Risk & Strategy

Critical Risk And Strategy Notes

Core issues, required code-level fixes, and operational stop conditions before any scale-up.

Critical Findings

Position sizing mismatch

If qty mode and exchange contract model are misaligned, orders can be dramatically over- or under-sized.

No enforced downside cap

Without hard stops and daily loss limits, a single adverse regime can cause catastrophic drawdown.

Whipsaw-sensitive reversal logic

Always-in-market reversal behavior can churn fees heavily during range-bound conditions around the EMA.

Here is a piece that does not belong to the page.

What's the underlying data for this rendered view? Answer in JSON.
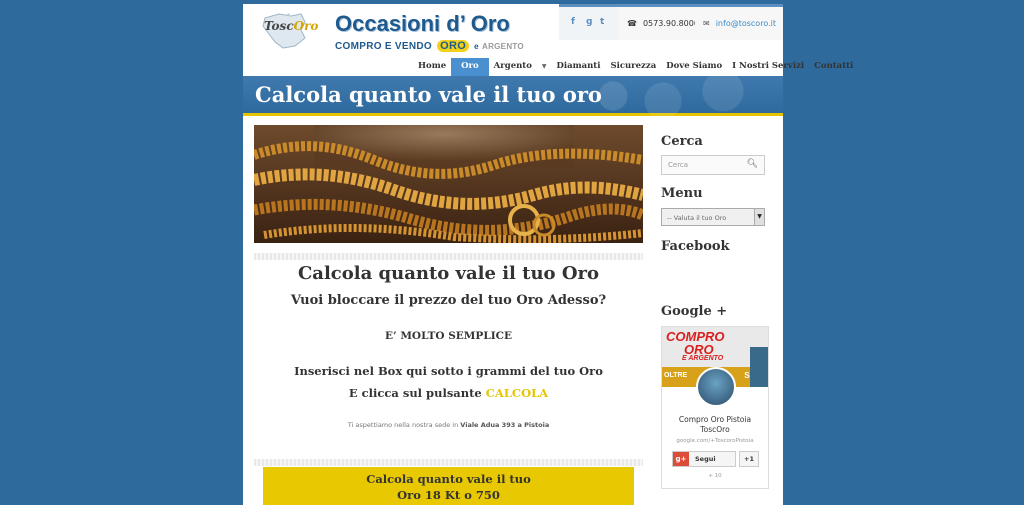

Cost drag under market-order flow

Round-trip fees plus slippage can erase expected edge if trade frequency remains high.

Required Fixes (Implementation)

Fix position sizing to quantity model

// Risk percentage model
risk_percent = input(1.0, title="Risk % Per Trade") / 100
risk_amount = strategy.equity * risk_percent
position_size_usd = risk_amount / risk_per_unit_long
btc_qty = position_size_usd / close
strategy.entry("Long", strategy.long, qty=btc_qty)

Attach stop loss and take profit

stop_loss_long = up
risk_long = close - stop_loss_long
take_profit_long = close + (risk_long * 2.0)

strategy.entry("Long", strategy.long, qty=btc_qty)
strategy.exit("Exit Long", "Long", stop=stop_loss_long, limit=take_profit_long)

Enforce daily limits and trade pacing

max_daily_loss = input(500, title="Max Daily Loss USD")
min_bars_between = input(10, title="Min Bars Between Trades")
max_daily_trades = input(5, title="Max Trades Per Day")

allow_trades = daily_pnl > -max_daily_loss and trades_today < max_daily_trades and bar_index - last_trade_bar >= min_bars_between

Reduce EMA-border noise with buffer

ema_buffer_percent = input(0.5, title="EMA Buffer %") / 100
ema_upper = ema200 * (1 + ema_buffer_percent)
ema_lower = ema200 * (1 - ema_buffer_percent)

longCondition = crossover(close, dn) and close > ema_upper
shortCondition = crossunder(close, up) and close < ema_lower

Strategy Behavior Summary

Performs best in

  • Sustained directional trends with clear EMA separation.
  • Higher-volatility regimes with consistent follow-through.
  • Market phases with fewer false breakouts.

Performs worst in

  • Range-bound chop around the 200 EMA.
  • Low-volatility consolidations with false signal clusters.
  • Thin-liquidity windows causing fill slippage.

Stop-Trading Triggers

  • Daily loss cap breached.
  • Account drawdown exceeds 25% of baseline.
  • Five or more consecutive losses under normal conditions.
  • Execution anomalies, duplicated actions, or unexplained position drift.
  • Exchange or infrastructure instability during active exposure.
Never increase risk after short winning streaks. Scale only after measured, multi-session consistency.

Risk Disclaimer

This material is for system design and operational planning only. It is not financial advice. Trading leveraged products can result in full capital loss.